A coragem de Minas! Minas é assim: está em todos os lugares, porque está onde sempre esteve, um amigo meu, mineiro, brinca. Minas fica quieta, quieta, quieta... Até que um dia explode: não pago, não pago e não pago! Minas se agita detrás das montanhas, defende seu ouro dos emboabas. Minas é nossa inconfidência.
Então deram para censurar Minas, como se Minas fosse uma subversiva inconsequente. Acontece que Minas é uma senhora digna de muito respeito, uma escritora Guimarães Rosa, um poeta Carlos Drummond de Andrade. Deram para censurar Minas!

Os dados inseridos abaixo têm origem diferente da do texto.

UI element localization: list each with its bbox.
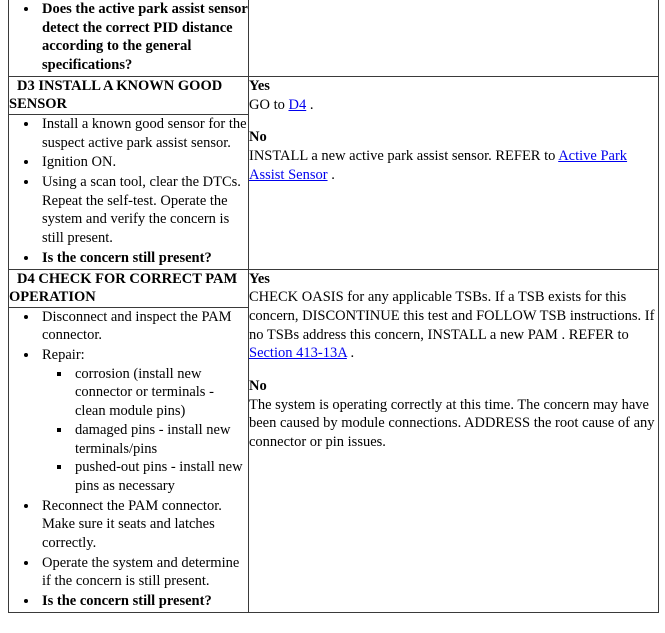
result-label-no: No <box>249 378 267 395</box>
list-item: damaged pins - install new terminals/pin… <box>72 421 248 458</box>
list-item: Install a known good sensor for the susp… <box>39 115 248 152</box>
pinpoint-table-d3: D3 INSTALL A KNOWN GOOD SENSOR Yes GO to… <box>8 75 659 270</box>
result-text-pre: INSTALL a new active park assist sensor.… <box>249 147 559 164</box>
table-row-d4-header: D4 CHECK FOR CORRECT PAM OPERATION Yes C… <box>8 268 659 613</box>
result-text-post: . <box>306 96 314 113</box>
list-item: Repair: corrosion (install new connector… <box>39 346 248 496</box>
list-item: Operate the system and determine if the … <box>39 554 248 591</box>
table-row-d3-header: D3 INSTALL A KNOWN GOOD SENSOR Yes GO to… <box>8 75 659 270</box>
action-sublist-repair: corrosion (install new connector or term… <box>42 365 248 496</box>
table-row: Does the active park assist sensor detec… <box>8 0 659 77</box>
pinpoint-table-top: Does the active park assist sensor detec… <box>8 0 659 77</box>
result-cell-top <box>248 0 659 77</box>
result-label-yes: Yes <box>249 270 270 287</box>
list-item-label: Repair: <box>42 347 85 364</box>
action-cell-d4: Disconnect and inspect the PAM connector… <box>8 306 249 613</box>
action-list: Does the active park assist sensor detec… <box>9 0 248 75</box>
result-yes-d4: Yes CHECK OASIS for any applicable TSBs.… <box>249 270 658 364</box>
result-text-post: . <box>327 166 335 183</box>
list-item: Ignition ON. <box>39 153 248 172</box>
list-item: Is the concern still present? <box>39 249 248 268</box>
list-item: Does the active park assist sensor detec… <box>39 0 248 75</box>
result-text-no: The system is operating correctly at thi… <box>249 396 655 451</box>
result-text-yes: CHECK OASIS for any applicable TSBs. If … <box>249 288 658 363</box>
link-d4[interactable]: D4 <box>288 97 306 113</box>
list-item: pushed-out pins - install new pins as ne… <box>72 458 248 495</box>
result-text-pre: CHECK OASIS for any applicable TSBs. If … <box>249 289 655 343</box>
result-label-no: No <box>249 129 267 146</box>
list-item: corrosion (install new connector or term… <box>72 365 248 421</box>
result-yes-d3: Yes GO to D4 . <box>249 77 658 114</box>
link-section-413-13a[interactable]: Section 413-13A <box>249 345 347 361</box>
result-cell-d3: Yes GO to D4 . No INSTALL a new active p… <box>248 75 659 270</box>
pinpoint-table-d4: D4 CHECK FOR CORRECT PAM OPERATION Yes C… <box>8 268 659 613</box>
result-cell-d4: Yes CHECK OASIS for any applicable TSBs.… <box>248 268 659 613</box>
action-list-d3: Install a known good sensor for the susp… <box>9 115 248 268</box>
list-item: Using a scan tool, clear the DTCs. Repea… <box>39 173 248 248</box>
list-item: Is the concern still present? <box>39 592 248 611</box>
list-item: Reconnect the PAM connector. Make sure i… <box>39 497 248 553</box>
action-list-d4: Disconnect and inspect the PAM connector… <box>9 308 248 611</box>
action-cell-d3: Install a known good sensor for the susp… <box>8 113 249 270</box>
result-no-d3: No INSTALL a new active park assist sens… <box>249 128 658 184</box>
list-item: Disconnect and inspect the PAM connector… <box>39 308 248 345</box>
step-header-d3: D3 INSTALL A KNOWN GOOD SENSOR <box>8 75 249 115</box>
step-header-d4: D4 CHECK FOR CORRECT PAM OPERATION <box>8 268 249 308</box>
result-no-d4: No The system is operating correctly at … <box>249 377 658 452</box>
result-text-yes: GO to D4 . <box>249 96 658 115</box>
pinpoint-test-page: Does the active park assist sensor detec… <box>0 0 665 632</box>
result-text-post: . <box>346 345 355 362</box>
action-cell-top: Does the active park assist sensor detec… <box>8 0 249 77</box>
result-label-yes: Yes <box>249 77 270 94</box>
result-text-no: INSTALL a new active park assist sensor.… <box>249 147 658 184</box>
result-text-pre: GO to <box>249 96 289 113</box>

Minas é nosso impasse, é nosso meio do mundo. É um trem, sô!, uma locomotiva puxando o mundo para o fim dele mesmo: "sorôco (seu louco), sua mãe e sua filha" e todos esses loucos presidentes, governadores, ministros da economia, "essezins, essezinhos", gente louca que se acha sã.

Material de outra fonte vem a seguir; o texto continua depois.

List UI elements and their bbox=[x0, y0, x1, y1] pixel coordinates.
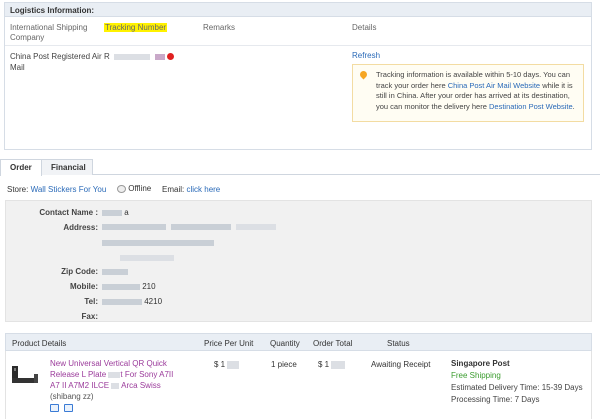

Com Minas é assim mesmo: "pão ou pães, é questão de opiniães..." Minas é a nossa montanha e o nosso sertão: "Sim, se os cimos -onde a montanha abre asas- e as infermas grotas, abismáticas, profundíssimas". Minas diz: "Nada e a nossa Condição". Tudo isso pela voz do maior escritor brasileiro, e mineiro, João Guimarães Rosa. "O mar não tem desenho", dizia ele. "O vento não deixa. O tamanho..." O Brasil é o mar que Minas não tem.
O Brasil está como saia de mulher ao vento: é segura daqui, abaixa dali, censura daqui, censura dali, tapa daqui, esconde dali. De nada adianta.
Vem Minas e dá um soprão: mostra que o tempo é de vendaval, que a mulher é sem-vergonha e está nua. Minas não fez nada demais, a não ser soltar "o diabo na rua, no meio do redemunho...". O redemunho já vivemos, já existe, já é. O demônio são os outros.